[Fotostijl]
U kunt de instellingen voor de afwerking van de beelden selecteren, die bij uw onderwerpen en expressiestijlen passen.
De afbeeldingskwaliteit kan voor iedere fotostijl aangepast worden.
U kunt ook het LUT-bestand toepassen dat u in de camera geladen heeft en foto's en video's opnemen.
[
]/[
]
[
]
Selecteer [Fotostijl]
[Standaard]
De standaardinstelling.
[Levendig]
Een instelling die een meer levendige kwaliteit produceert met grotere verzadiging en contrast.
[Natuurlijk]
Een instelling die een zachtere kwaliteit met minder contrast produceert.
[L.ClassicNeo]
Een instelling voor een cinematografisch effect met een nostalgische, zachte kleur.
[Geleidelijk]
Een instelling die een meer vlakke afbeeldingskwaliteit produceert met lagere verzadiging en contrast.
[Landschap]
Een instelling voor landschappen met levendige blauwe luchten en groene kleuren.
[Portret]
Een instelling die geschikt is voor portretten met een gezond uitziende en mooie huidtint.
[Zwart-wit]
Een zwart/wit instelling zonder kleurschaduwen.
[L.Zwart-wit]
Een monochrome instelling met een rijke gradatie en scherpe zwarte accenten.
[L.Zwart-wit D]
Een zwart/wit instelling die een dynamische impressie creëert met verbeterde accenten en schaduwen.
[L.Zwart-wit S]
Een instelling voor een monochroom effect met een zachte touch, geschikt voor portretten.
[LEICA zwart-wit]
Een instellingsmodus die de Leica monochroom modus tot stand brengt, gekenmerkt door diepe contrasten tussen zwart en wit.
[Cinelike D2]
Een instelling die een filmachtige finishing touch creëert met gebruik van een gammakromme en met de prioriteit van het dynamische bereik.

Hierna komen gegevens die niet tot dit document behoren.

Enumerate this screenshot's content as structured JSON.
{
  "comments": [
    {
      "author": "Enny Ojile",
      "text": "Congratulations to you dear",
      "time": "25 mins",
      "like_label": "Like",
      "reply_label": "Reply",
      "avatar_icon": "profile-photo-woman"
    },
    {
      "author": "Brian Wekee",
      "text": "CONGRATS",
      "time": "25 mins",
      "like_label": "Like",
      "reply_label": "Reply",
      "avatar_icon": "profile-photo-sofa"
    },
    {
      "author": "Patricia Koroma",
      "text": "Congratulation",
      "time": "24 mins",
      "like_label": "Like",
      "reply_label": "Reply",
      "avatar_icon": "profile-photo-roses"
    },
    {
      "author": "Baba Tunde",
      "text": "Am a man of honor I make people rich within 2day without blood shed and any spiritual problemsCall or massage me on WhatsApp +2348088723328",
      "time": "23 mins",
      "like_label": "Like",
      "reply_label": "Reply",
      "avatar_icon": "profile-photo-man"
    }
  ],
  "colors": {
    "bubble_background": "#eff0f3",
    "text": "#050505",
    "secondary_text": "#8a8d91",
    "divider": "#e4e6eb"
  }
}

Deze functie is geschikt voor videobewerkingsprocessen.
[Cinelike V2]
Een instelling die een filmachtige finishing touch creëert met gebruik van een gammakromme die de prioriteit aan het contrast geeft.
[Als709]
Een instelling die overbelichting minimaliseert door toepassing van een gammacurve-correctie van Rec.709, voor de uitvoering van compressie (knie-aanpassing) van zones met hoge luminantie. (Opnemen terwijl de overbelichting (Knee) gecontroleerd wordt)

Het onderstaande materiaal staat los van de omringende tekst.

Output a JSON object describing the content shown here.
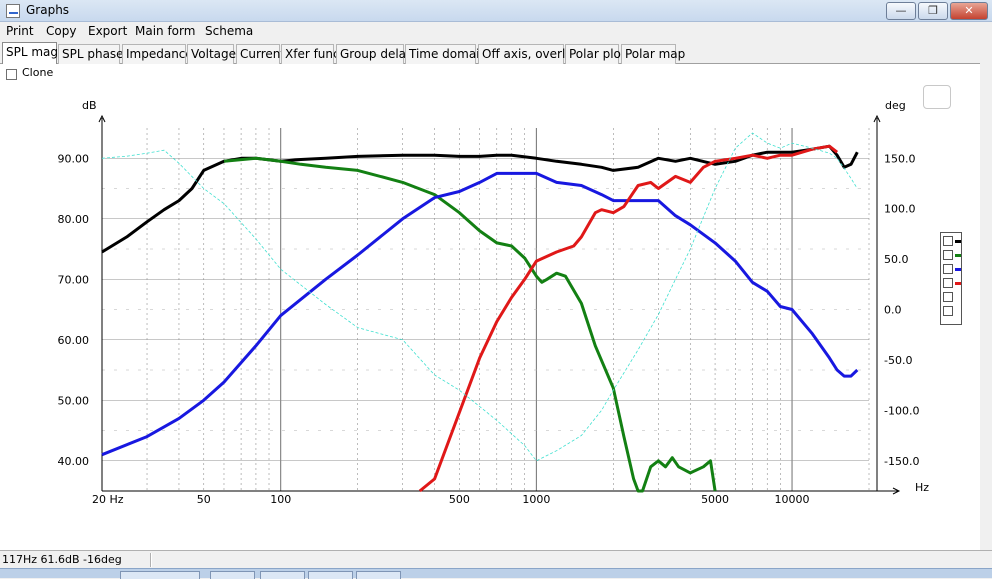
{
  "window": {
    "title": "Graphs",
    "minimize": "—",
    "maximize": "❐",
    "close": "✕"
  },
  "menu": [
    "Print",
    "Copy",
    "Export",
    "Main form",
    "Schema"
  ],
  "tabs": [
    "SPL mag",
    "SPL phase",
    "Impedance",
    "Voltage",
    "Current",
    "Xfer func",
    "Group delay",
    "Time domain",
    "Off axis, overlay",
    "Polar plot",
    "Polar map"
  ],
  "active_tab": "SPL mag",
  "clone": {
    "label": "Clone",
    "checked": false
  },
  "status": {
    "text": "117Hz 61.6dB -16deg"
  },
  "colors": {
    "black": "#000000",
    "green": "#138013",
    "blue": "#1818e0",
    "red": "#e01818",
    "phase": "#40e0d0"
  },
  "icons": [
    "app-icon",
    "minimize-icon",
    "maximize-icon",
    "close-icon",
    "copy-chart-icon"
  ],
  "chart_data": {
    "type": "line",
    "left_unit": "dB",
    "right_unit": "deg",
    "x_unit": "Hz",
    "x_scale": "log",
    "xlim": [
      20,
      20000
    ],
    "ylim": [
      35,
      95
    ],
    "y2lim": [
      -180,
      180
    ],
    "x_ticks": [
      "20 Hz",
      "50",
      "100",
      "500",
      "1000",
      "5000",
      "10000"
    ],
    "x_tick_values": [
      20,
      50,
      100,
      500,
      1000,
      5000,
      10000
    ],
    "y_ticks": [
      "90.00",
      "80.00",
      "70.00",
      "60.00",
      "50.00",
      "40.00"
    ],
    "y_tick_values": [
      90,
      80,
      70,
      60,
      50,
      40
    ],
    "y2_ticks": [
      "150.0",
      "100.0",
      "50.0",
      "0.0",
      "-50.0",
      "-100.0",
      "-150.0"
    ],
    "y2_tick_values": [
      150,
      100,
      50,
      0,
      -50,
      -100,
      -150
    ],
    "grid": true,
    "legend": "right",
    "series": [
      {
        "color": "black",
        "axis": "left",
        "x": [
          20,
          25,
          30,
          35,
          40,
          45,
          50,
          60,
          70,
          80,
          100,
          120,
          150,
          200,
          300,
          400,
          500,
          600,
          700,
          800,
          1000,
          1200,
          1500,
          1800,
          2000,
          2500,
          3000,
          3500,
          4000,
          5000,
          6000,
          7000,
          8000,
          10000,
          12000,
          14000,
          15000,
          16000,
          17000,
          18000
        ],
        "y": [
          74.5,
          77,
          79.5,
          81.5,
          83,
          85,
          88,
          89.5,
          90,
          90,
          89.5,
          89.8,
          90,
          90.3,
          90.5,
          90.5,
          90.3,
          90.3,
          90.5,
          90.5,
          90,
          89.5,
          89,
          88.5,
          88,
          88.5,
          90,
          89.5,
          90,
          89,
          89.5,
          90.5,
          91,
          91,
          91.5,
          92,
          90.5,
          88.5,
          89,
          91
        ]
      },
      {
        "color": "green",
        "axis": "left",
        "x": [
          60,
          80,
          100,
          120,
          150,
          200,
          300,
          400,
          500,
          600,
          700,
          800,
          900,
          1000,
          1050,
          1100,
          1200,
          1300,
          1500,
          1700,
          2000,
          2200,
          2400,
          2500,
          2600,
          2800,
          3000,
          3200,
          3400,
          3600,
          4000,
          4500,
          4800,
          5000
        ],
        "y": [
          89.5,
          90,
          89.5,
          89,
          88.5,
          88,
          86,
          84,
          81,
          78,
          76,
          75.5,
          73.5,
          70.5,
          69.5,
          70,
          71,
          70.5,
          66,
          59,
          52,
          44,
          37,
          34,
          35,
          39,
          40,
          39,
          40.5,
          39,
          38,
          39,
          40,
          35
        ]
      },
      {
        "color": "blue",
        "axis": "left",
        "x": [
          20,
          30,
          40,
          50,
          60,
          80,
          100,
          150,
          200,
          300,
          400,
          500,
          600,
          700,
          800,
          1000,
          1200,
          1500,
          1800,
          2000,
          2500,
          3000,
          3500,
          4000,
          5000,
          6000,
          7000,
          8000,
          9000,
          10000,
          12000,
          14000,
          15000,
          16000,
          17000,
          18000
        ],
        "y": [
          41,
          44,
          47,
          50,
          53,
          59,
          64,
          70,
          74,
          80,
          83.5,
          84.5,
          86,
          87.5,
          87.5,
          87.5,
          86,
          85.5,
          84,
          83,
          83,
          83,
          80.5,
          79,
          76,
          73,
          69.5,
          68,
          65.5,
          65,
          61,
          57,
          55,
          54,
          54,
          55
        ]
      },
      {
        "color": "red",
        "axis": "left",
        "x": [
          350,
          400,
          500,
          600,
          700,
          800,
          900,
          1000,
          1200,
          1400,
          1500,
          1700,
          1800,
          2000,
          2200,
          2500,
          2800,
          3000,
          3500,
          4000,
          4500,
          5000,
          6000,
          7000,
          8000,
          9000,
          10000,
          12000,
          14000,
          15000
        ],
        "y": [
          33,
          37,
          48,
          57,
          63,
          67,
          70,
          73,
          74.5,
          75.5,
          77,
          81,
          81.5,
          81,
          82,
          85.5,
          86,
          85,
          87,
          86,
          88.5,
          89.5,
          90,
          90.5,
          90,
          90.5,
          90.5,
          91.5,
          92,
          91
        ]
      },
      {
        "color": "phase",
        "axis": "right",
        "dashed": true,
        "x": [
          20,
          25,
          30,
          35,
          40,
          50,
          60,
          80,
          100,
          150,
          200,
          300,
          400,
          500,
          700,
          900,
          1000,
          1200,
          1500,
          1800,
          2000,
          2500,
          3000,
          3500,
          4000,
          5000,
          6000,
          7000,
          8000,
          9000,
          10000,
          12000,
          14000,
          15000,
          16000,
          17000,
          18000
        ],
        "y": [
          150,
          152,
          155,
          158,
          145,
          120,
          105,
          70,
          40,
          5,
          -18,
          -30,
          -65,
          -80,
          -110,
          -135,
          -150,
          -140,
          -125,
          -100,
          -80,
          -40,
          -5,
          30,
          60,
          120,
          160,
          175,
          165,
          160,
          165,
          160,
          155,
          150,
          140,
          130,
          120
        ]
      }
    ]
  }
}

Rec.709 is een afkorting van “ITU-R Recommendation BT.709”, een standaard voor high-definition uitzendingen.
[V-Log]
Een gammacurve-instelling bedoeld voor postproductiebewerking. (Log Recording)

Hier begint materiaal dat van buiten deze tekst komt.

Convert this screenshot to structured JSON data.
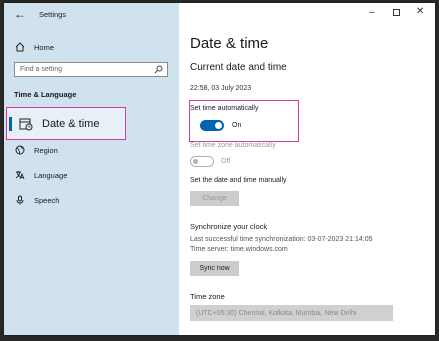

Dit stelt u in staat om tijdens een postproductie-montage een rijke gradatie aan de beelden toe te voegen.
[ARRI LogC3]
Een instelling voor logvideo die overeenkomt met de EI800 gammacurve van de LogC3 specificatie aangeboden door ARRI (Log Recording)
Het maakt de productie mogelijk van beelden die rijk zijn aan gradaties door middel van nabewerkingstechnieken.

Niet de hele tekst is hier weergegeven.